Game birds are raised for their meat (and in the case of quail, also for their eggs) for human consumption. Apart from quail, a feature they have in common is that the majority of product is marketed domestically so future sustainable expansion will increasingly depend on identifying new markets. Without much capital expenditure required, the Australian game bird industry has the potential for increased production and processing outputs, which could increase its global competitiveness. However, the expansion of the game bird industry in Australia is restricted by low rates of fertility and hatchability, variable egg production and growth rates, inadequate understanding of nutrition needs and a lack of quality breeding programs. Therefore, Australian game bird industries will need to improve their efficiency if they are to remain viable in the domestic market or to compete internationally.
Facts and figures
- Six species of bird considered as game birds are pheasant, partridge, guinea fowl, quail, goose and pigeon (squab)

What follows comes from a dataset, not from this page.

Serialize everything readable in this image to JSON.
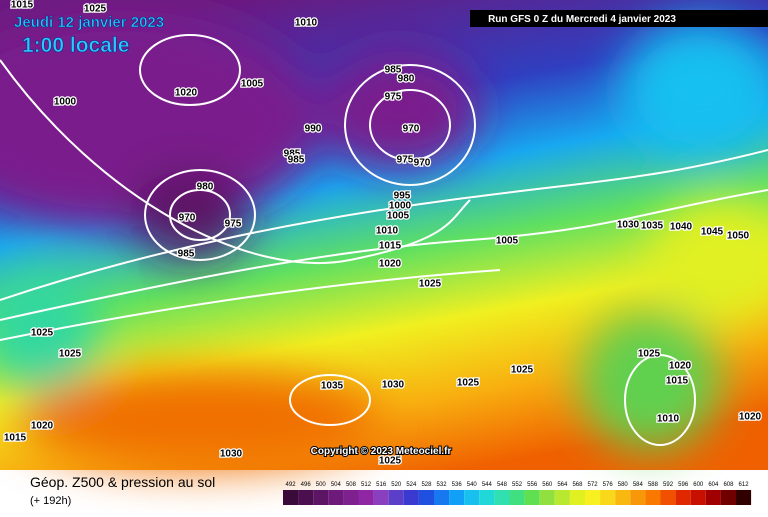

- Quail is the largest and most established game bird industry in Australia
- Game birds are raised for their meat and eggs, for human consumption
- Apart from quail, most game bird meat is marketed domestically
- Game bird comprises a very small, specialty segment within a large and competitive poultry market
- While some opportunities exist for export development, the game bird industry faces a number of challenges to expansion
While the throughput of some of these industries has declined, the value of their retail sales (especially quail and squab) has increased substantially.
Quail is the largest game bird industry in Australia with 6.5 million quail harvested annually, with a value of over AU$14 million. There is one large quail ‘farm’, that processes 15,000 birds per week – it has developed its own breed and incubates the eggs, raises the quail and processes them. The farm also makes its own feed and has an abattoir on site.
After quail, the pigeon (squab) industry is the next largest and is typically made up of many growers of varying size that produce birds for a central processor who markets and sells the product. Approximately 323,000 squab are processed in Australia annually with a value of approximately AU$11 million. Squab farms have generally been established as part of farm diversification programs, hobby-farming ventures, or by full or part-time town workers with a few acres looking for an extra income stream. There are few, if any, "stand alone" squab farms in Australia that are run by full-time staff. Typically, people enter the industry as a “hobby farmer” with little background in farming other species of birds.
Geese are not grown in a commercial or structured industry in Australia and therefore production information is limited. The industry consists predominantly of backyard enthusiasts who have provided birds to small processors in the past. Globally, geese may be farmed for their livers, which are used to produce foie gras. Livers weighing between 500 and 800 grams are produced via force-feeding, a practice that is banned on welfare grounds in Australia (and many other countries).